One two three, one two three, again and again and again. A suitcase leans against the wall beside him. A suitcase made of animal skin.

  A breeze blows over Dan, shivers his neck hairs, and he hangs back.

  ‘Hi, Robert,’ says Hannah to the man. ‘Did you have dinner tonight?’

  The man looks up, but continues tapping. His face is thick with age, has the feel of a black-and-white photograph, wrinkles and scars and scabs tumbling down his cheeks nose chin into the wool of his scarf.

  ‘Hannah,’ says the man. ‘Dear, dear Hannah. My sweet palindrome. I once had an aunty named Hannah.’ And his marblejar voice drops into a song or a poem that Dan cannot discern.

  The man stares at Dan, tap tap tap. His eyes are a spotlight, and Dan is exposed. What is he doing here, with Hannah Wallace? Where is he going?

  Hannah opens her bag on one leg and, balanced on the other, she digs around in it, exposing glimpses of normal things: book, pens, notepad, wallet. Dan is relieved,

  and disappointed.

  He feels the need to leave her in this moment, so private and public at the same time. He glances at the people walking by, but they are like bubbles, absorbed in themselves or their phones or each other.
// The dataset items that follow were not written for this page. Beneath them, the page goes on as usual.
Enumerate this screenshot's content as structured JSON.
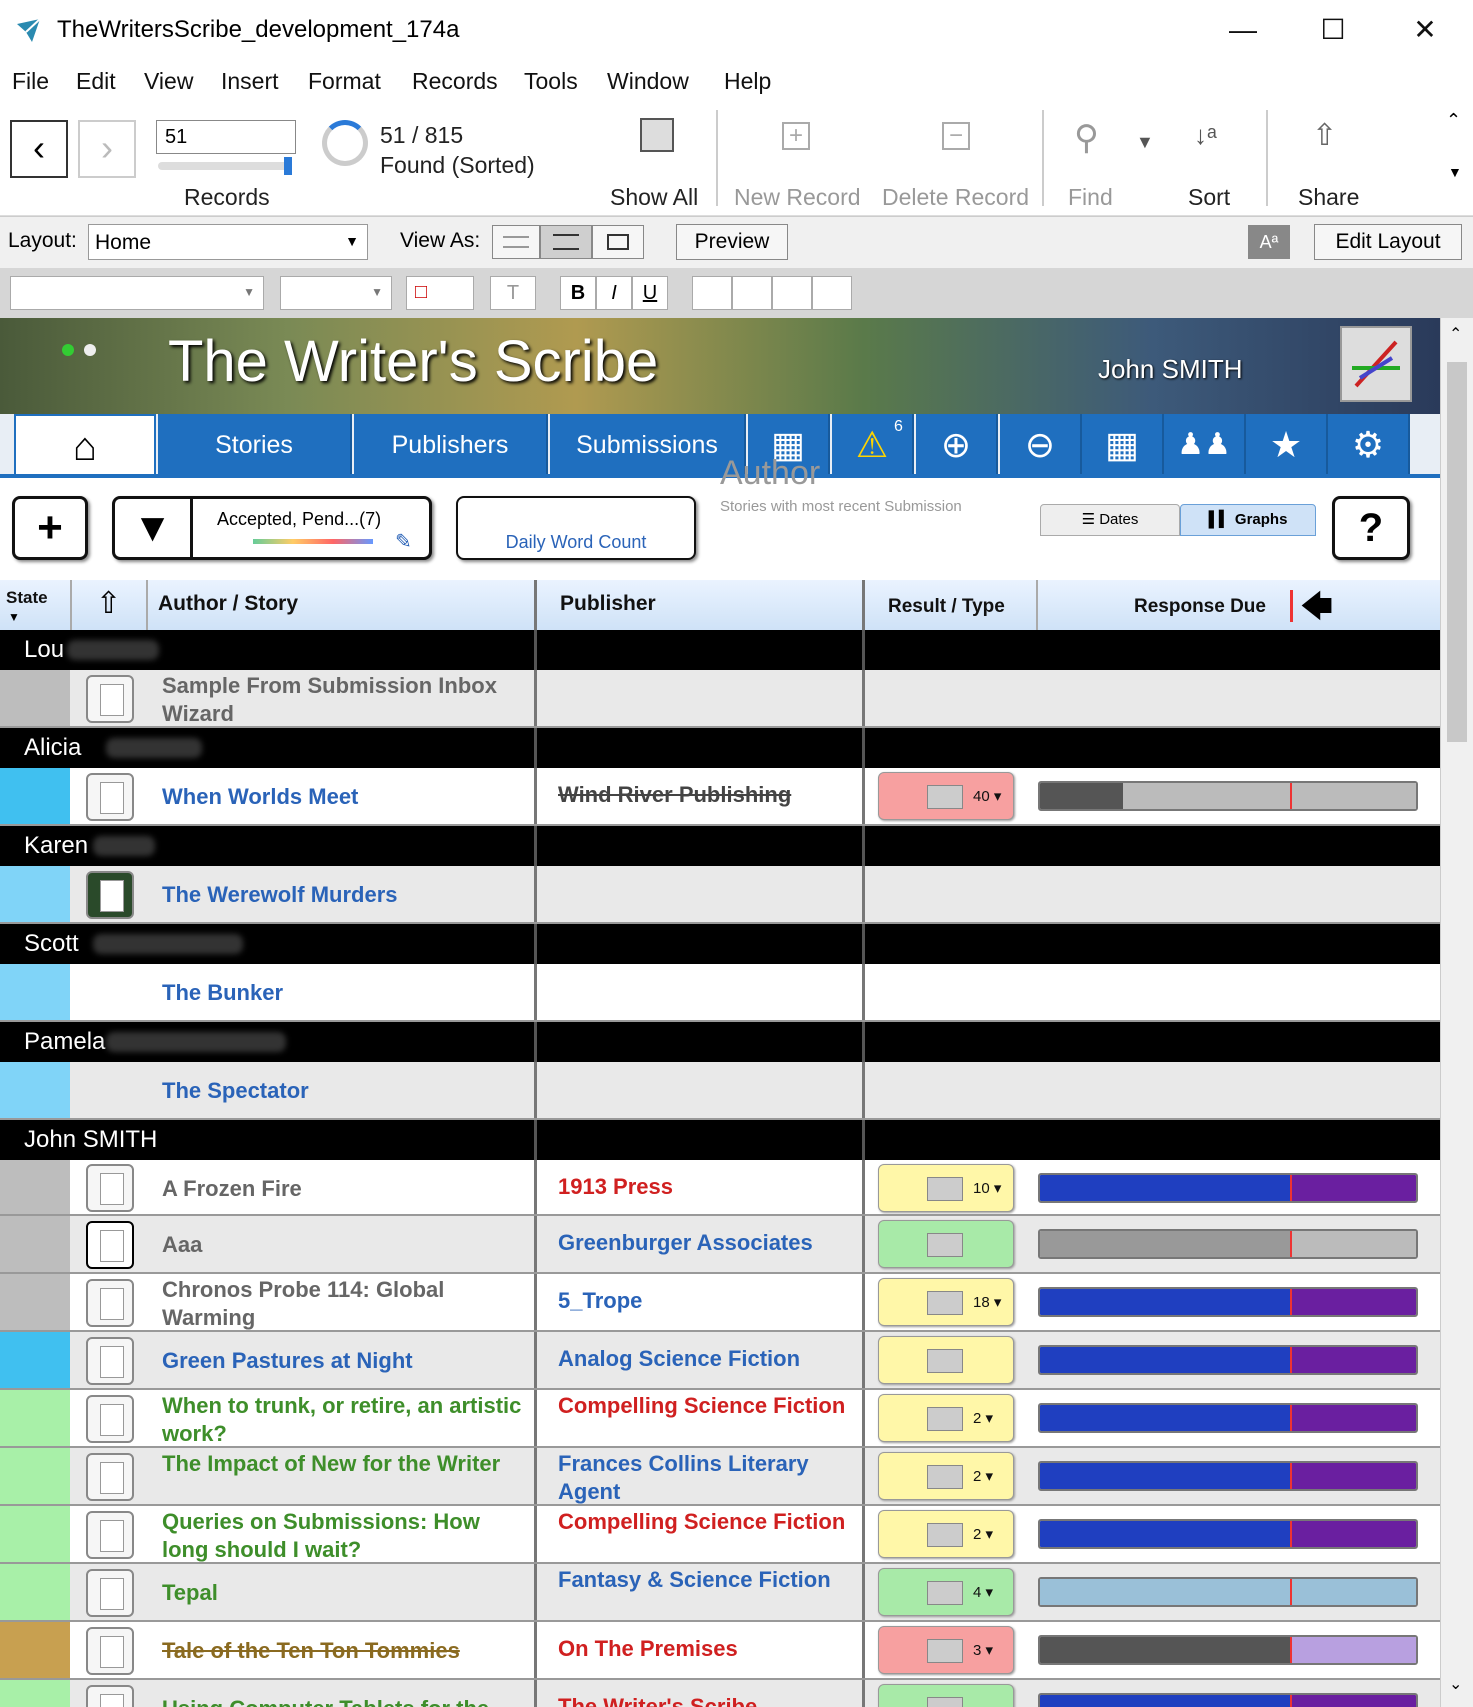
{
  "window": {
    "title": "TheWritersScribe_development_174a"
  },
  "menu": [
    "File",
    "Edit",
    "View",
    "Insert",
    "Format",
    "Records",
    "Tools",
    "Window",
    "Help"
  ],
  "toolbar": {
    "record_input": "51",
    "records_label": "Records",
    "found_count": "51 / 815",
    "found_status": "Found (Sorted)",
    "show_all": "Show All",
    "new_record": "New Record",
    "delete_record": "Delete Record",
    "find": "Find",
    "sort": "Sort",
    "share": "Share"
  },
  "layoutbar": {
    "layout_label": "Layout:",
    "layout_value": "Home",
    "view_as": "View As:",
    "preview": "Preview",
    "aa": "Aª",
    "edit_layout": "Edit Layout"
  },
  "banner": {
    "title": "The Writer's Scribe",
    "user": "John SMITH"
  },
  "tabs": {
    "stories": "Stories",
    "publishers": "Publishers",
    "submissions": "Submissions",
    "warning_count": "6"
  },
  "controls": {
    "filter": "Accepted, Pend...(7)",
    "daily_word_count": "Daily Word Count",
    "author_heading": "Author",
    "author_sub": "Stories with most recent Submission",
    "dates_tab": "Dates",
    "graphs_tab": "Graphs"
  },
  "columns": {
    "state": "State",
    "author_story": "Author / Story",
    "publisher": "Publisher",
    "result_type": "Result / Type",
    "response_due": "Response Due"
  },
  "colors": {
    "accent": "#1f6fbf",
    "pending_yellow": "#fff7a8",
    "accepted_green": "#a8eaa8",
    "rejected_pink": "#f7a0a0",
    "story_blue": "#2a63b8",
    "story_green": "#3e8e2a",
    "pub_red": "#d02020"
  },
  "groups": [
    {
      "author": "Lou",
      "stories": [
        {
          "title": "Sample From Submission Inbox Wizard",
          "publisher": "",
          "state": "#bdbdbd",
          "story_color": "#666"
        }
      ]
    },
    {
      "author": "Alicia",
      "stories": [
        {
          "title": "When Worlds Meet",
          "publisher": "Wind River Publishing",
          "state": "#40c0f0",
          "story_color": "#2a63b8",
          "pub_color": "#444",
          "pub_strike": true,
          "result_color": "#f7a0a0",
          "count": "40 ▾",
          "bar": "gray",
          "progress": 0.22
        }
      ]
    },
    {
      "author": "Karen",
      "stories": [
        {
          "title": "The Werewolf Murders",
          "publisher": "",
          "state": "#80d4f8",
          "story_color": "#2a63b8"
        }
      ]
    },
    {
      "author": "Scott",
      "stories": [
        {
          "title": "The Bunker",
          "publisher": "",
          "state": "#80d4f8",
          "story_color": "#2a63b8"
        }
      ]
    },
    {
      "author": "Pamela",
      "stories": [
        {
          "title": "The Spectator",
          "publisher": "",
          "state": "#80d4f8",
          "story_color": "#2a63b8"
        }
      ]
    },
    {
      "author": "John SMITH",
      "stories": [
        {
          "title": "A Frozen Fire",
          "publisher": "1913 Press",
          "state": "#bdbdbd",
          "story_color": "#666",
          "pub_color": "#d02020",
          "result_color": "#fff7a8",
          "count": "10 ▾",
          "bar": "blue"
        },
        {
          "title": "Aaa",
          "publisher": "Greenburger Associates",
          "state": "#bdbdbd",
          "story_color": "#666",
          "pub_color": "#2a63b8",
          "result_color": "#a8eaa8",
          "count": "",
          "bar": "lightgray"
        },
        {
          "title": "Chronos Probe 114: Global Warming",
          "publisher": "5_Trope",
          "state": "#bdbdbd",
          "story_color": "#666",
          "pub_color": "#2a63b8",
          "result_color": "#fff7a8",
          "count": "18 ▾",
          "bar": "blue"
        },
        {
          "title": "Green Pastures at Night",
          "publisher": "Analog Science Fiction",
          "state": "#40c0f0",
          "story_color": "#2a63b8",
          "pub_color": "#2a63b8",
          "result_color": "#fff7a8",
          "count": "",
          "bar": "blue"
        },
        {
          "title": "When to trunk, or retire, an artistic work?",
          "publisher": "Compelling Science Fiction",
          "state": "#a8f0a8",
          "story_color": "#3e8e2a",
          "pub_color": "#d02020",
          "result_color": "#fff7a8",
          "count": "2 ▾",
          "bar": "blue"
        },
        {
          "title": "The Impact of New for the Writer",
          "publisher": "Frances Collins Literary Agent",
          "state": "#a8f0a8",
          "story_color": "#3e8e2a",
          "pub_color": "#2a63b8",
          "result_color": "#fff7a8",
          "count": "2 ▾",
          "bar": "blue"
        },
        {
          "title": "Queries on Submissions: How long should I wait?",
          "publisher": "Compelling Science Fiction",
          "state": "#a8f0a8",
          "story_color": "#3e8e2a",
          "pub_color": "#d02020",
          "result_color": "#fff7a8",
          "count": "2 ▾",
          "bar": "blue"
        },
        {
          "title": "Tepal",
          "publisher": "Fantasy & Science Fiction",
          "state": "#a8f0a8",
          "story_color": "#3e8e2a",
          "pub_color": "#2a63b8",
          "result_color": "#a8eaa8",
          "count": "4 ▾",
          "bar": "lightblue"
        },
        {
          "title": "Tale of the Ten Ton Tommies",
          "publisher": "On The Premises",
          "state": "#c8a050",
          "story_color": "#8a6a20",
          "story_strike": true,
          "pub_color": "#d02020",
          "result_color": "#f7a0a0",
          "count": "3 ▾",
          "bar": "graypurple"
        },
        {
          "title": "Using Computer Tablets for the",
          "publisher": "The Writer's Scribe",
          "state": "#a8f0a8",
          "story_color": "#3e8e2a",
          "pub_color": "#d02020",
          "result_color": "#a8eaa8",
          "count": "",
          "bar": "blue"
        }
      ]
    }
  ]
}
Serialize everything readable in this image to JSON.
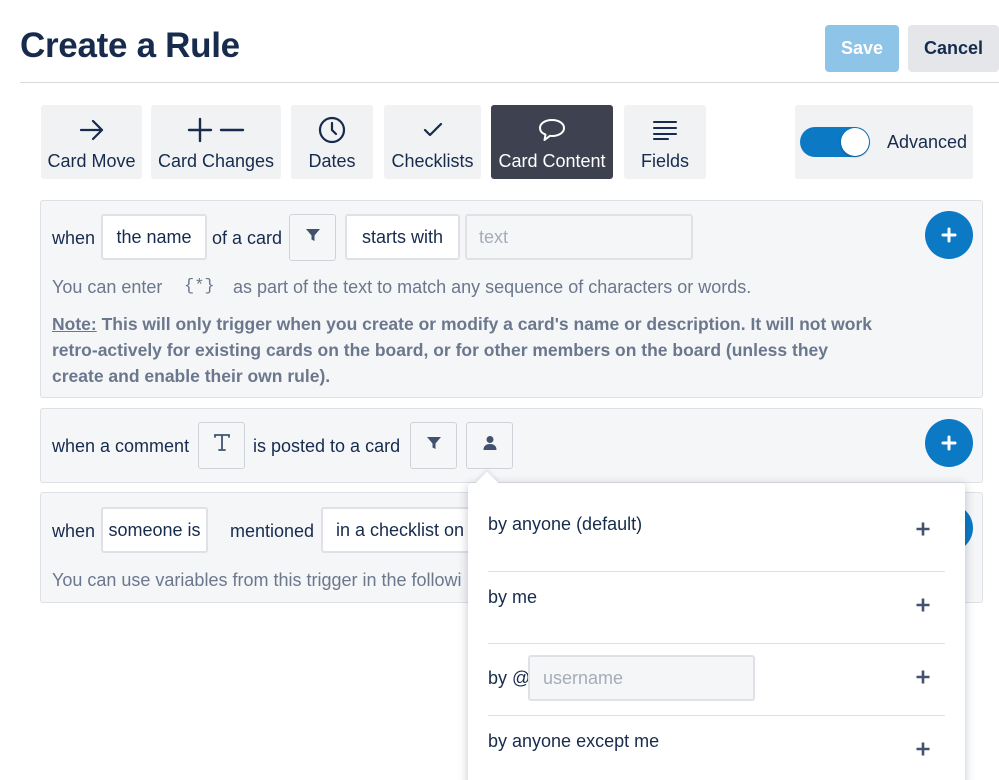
{
  "header": {
    "title": "Create a Rule",
    "save_label": "Save",
    "cancel_label": "Cancel"
  },
  "tabs": [
    {
      "label": "Card Move",
      "icon": "arrow-right-icon",
      "active": false
    },
    {
      "label": "Card Changes",
      "icon": "plus-minus-icon",
      "active": false
    },
    {
      "label": "Dates",
      "icon": "clock-icon",
      "active": false
    },
    {
      "label": "Checklists",
      "icon": "checkmark-icon",
      "active": false
    },
    {
      "label": "Card Content",
      "icon": "speech-bubble-icon",
      "active": true
    },
    {
      "label": "Fields",
      "icon": "lines-icon",
      "active": false
    }
  ],
  "advanced": {
    "label": "Advanced",
    "on": true
  },
  "trigger1": {
    "when": "when",
    "field": "the name",
    "of_card": "of a card",
    "operator": "starts with",
    "text_placeholder": "text",
    "hint_pre": "You can enter",
    "hint_code": "{*}",
    "hint_post": "as part of the text to match any sequence of characters or words.",
    "note_label": "Note:",
    "note_text": " This will only trigger when you create or modify a card's name or description. It will not work retro-actively for existing cards on the board, or for other members on the board (unless they create and enable their own rule)."
  },
  "trigger2": {
    "when_comment": "when a comment",
    "posted": "is posted to a card"
  },
  "trigger3": {
    "when": "when",
    "who": "someone is",
    "mentioned": "mentioned",
    "where": "in a checklist on",
    "hint": "You can use variables from this trigger in the followi"
  },
  "dropdown": {
    "items": [
      {
        "label": "by anyone (default)"
      },
      {
        "label": "by me"
      },
      {
        "label": "by @",
        "placeholder": "username"
      },
      {
        "label": "by anyone except me"
      }
    ]
  },
  "colors": {
    "accent": "#0c79c4",
    "save_disabled": "#8ec4e8",
    "active_tab": "#3e4250"
  }
}
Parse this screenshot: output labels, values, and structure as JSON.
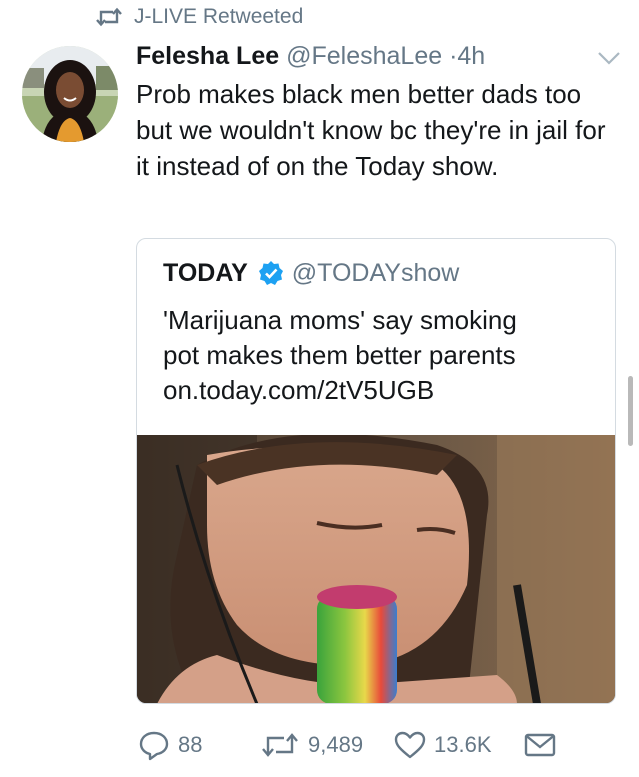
{
  "retweet": {
    "label": "J-LIVE Retweeted",
    "icon": "retweet-icon"
  },
  "tweet": {
    "author_name": "Felesha Lee",
    "handle": "@FeleshaLee",
    "separator": "·",
    "time": "4h",
    "text": "Prob makes black men better dads too but we wouldn't know bc they're in jail for it instead of on the Today show."
  },
  "quoted": {
    "author_name": "TODAY",
    "handle": "@TODAYshow",
    "text_line1": "'Marijuana moms' say smoking",
    "text_line2": "pot makes them better parents",
    "link": "on.today.com/2tV5UGB"
  },
  "actions": {
    "reply_count": "88",
    "retweet_count": "9,489",
    "like_count": "13.6K"
  },
  "colors": {
    "text": "#14171a",
    "secondary": "#657786",
    "verified": "#1da1f2",
    "border": "#d4dbe1"
  }
}
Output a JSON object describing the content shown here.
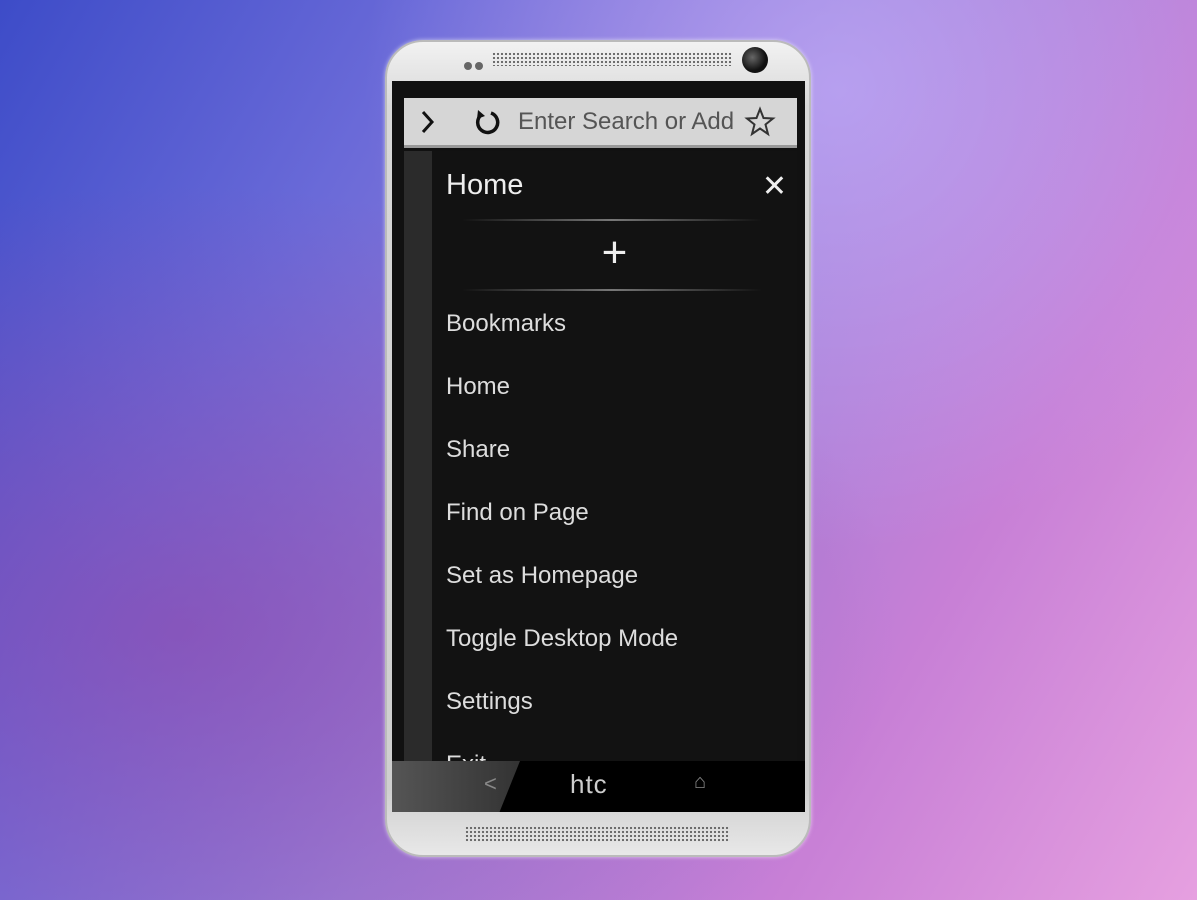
{
  "browser": {
    "address_placeholder": "Enter Search or Add",
    "forward_icon": "chevron-right-icon",
    "reload_icon": "reload-icon",
    "bookmark_icon": "star-icon"
  },
  "menu": {
    "title": "Home",
    "close_icon": "close-icon",
    "add_icon": "plus-icon",
    "items": [
      {
        "label": "Bookmarks"
      },
      {
        "label": "Home"
      },
      {
        "label": "Share"
      },
      {
        "label": "Find on Page"
      },
      {
        "label": "Set as Homepage"
      },
      {
        "label": "Toggle Desktop Mode"
      },
      {
        "label": "Settings"
      },
      {
        "label": "Exit"
      }
    ]
  },
  "device": {
    "brand": "htc",
    "back_glyph": "<",
    "home_glyph": "⌂"
  }
}
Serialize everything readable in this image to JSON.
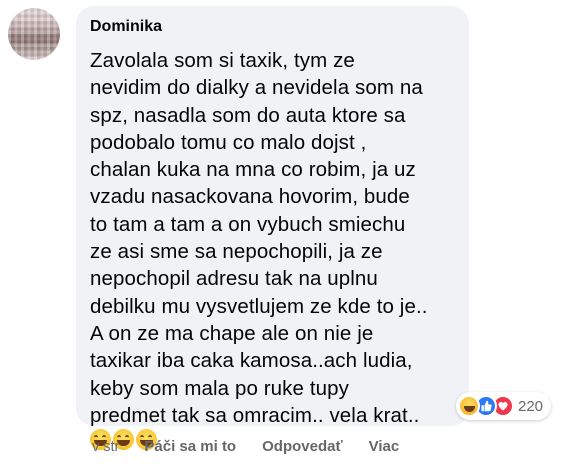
{
  "comment": {
    "author": "Dominika",
    "text": "Zavolala som si taxik, tym ze\nnevidim do dialky a nevidela som na\nspz, nasadla som do auta ktore sa\npodobalo tomu co malo dojst ,\nchalan kuka na mna co robim, ja uz\nvzadu nasackovana hovorim, bude\nto tam a tam a on vybuch smiechu\nze asi sme sa nepochopili, ja ze\nnepochopil adresu tak na uplnu\ndebilku mu vysvetlujem ze kde to je..\nA on ze ma chape ale on nie je\ntaxikar iba caka kamosa..ach ludia,\nkeby som mala po ruke tupy\npredmet tak sa omracim.. vela krat..",
    "emojis": [
      "grinning-squint-emoji",
      "grinning-squint-emoji",
      "grinning-squint-emoji"
    ]
  },
  "reactions": {
    "icons": [
      "haha",
      "like",
      "love"
    ],
    "count": "220",
    "colors": {
      "like": "#2e78f0",
      "love": "#f0384c",
      "haha": "#f7b125"
    }
  },
  "actions": {
    "time": "v str",
    "like": "Páči sa mi to",
    "reply": "Odpovedať",
    "more": "Viac"
  },
  "theme": {
    "bubble_bg": "#f0f2f5",
    "text_color": "#050505",
    "secondary_text": "#65676b"
  }
}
  Hannah pulls out a biscuit, a healthy date ball thing in a plastic wrapper.

  ‘I know,’ she says to the man. ‘She looked after you, didn’t she, when you were little? Pause a second, Robert. I have something for you.’

  The man stops the stick. His hands twitch. He watches Dan.

  Hannah ascends the steps, reaches out to him, lightly touches the back of his hand. Turns it over, sets the ball into his palm.

  ‘It’s almond. One of your favourites.’

  The man grasps it in his fingers. The wrapper crinkles.

  ‘My dear Hannah. Thank you.’

  He presses the wrapped ball to his mouth, as though to sniff it. Begins to tap with his cane again. Watches Dan.

  ‘Is that Matthew with you?’ he asks.

  Hannah glances at Dan, turns back towards the man.

  ‘Of course it is. Always my Matthew.’ For the first time, her laugh is forced. ‘I’m afraid we have to get home now, Robert. Have a good night.’